Apesar de ser favorável à digitalização, o diretor executivo da Plataforma Ferroviária Portuguesa, Paulo Duarte, alertou para o risco de exclusão dos seniores. “Não nos podemos esquecer das pessoas mais velhas: chegam às estações e não está lá ninguém para lhes vender um bilhete e não há ninguém que lhes atenda o telefone. As pessoas continuam a ser necessárias nas estações e nos interfaces”, recomendou.
Sobre a importância do financiamento para garantir as melhorias na oferta dos transportes públicas, o presidente da Infraestruturas de Portugal (IP), Miguel Cruz, considerou como “viável” a opção pela alta velocidade e defendeu a combinação entre o Estado e as empresas. “Se quisermos implementar a alta velocidade sem grandes perturbações ao longo do tempo e sem custo de oportunidade, a melhor abordagem que podemos seguir é a das parcerias público-privadas“, referiu.

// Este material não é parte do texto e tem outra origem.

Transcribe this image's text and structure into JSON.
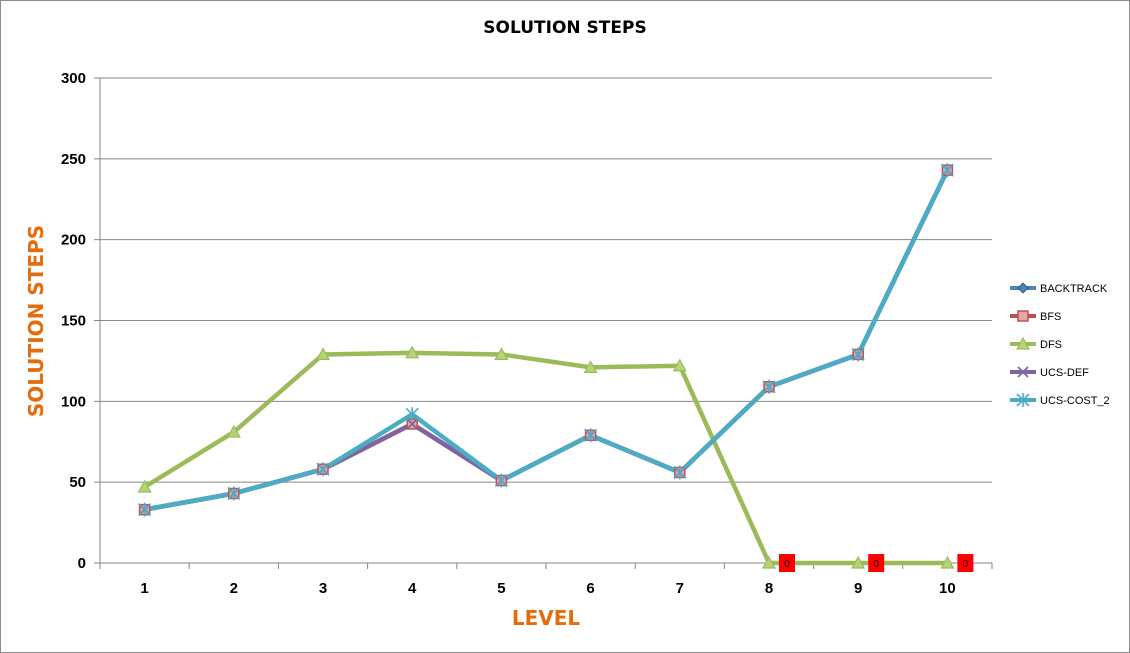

Por outro lado, o diretor-geral da Mota-Engil Concessões, Rui Guimarães, que encerrou este debate em Guimarães sobre a mobilidade, aproveitou para deixar um lamento sobre a falta de investimentos nas infraestruturas ao longo da última década. “Desperdiçámos dez anos de oportunidades de financiamento a juros muito baixos porque temos alguns complexos”, concluiu o gestor.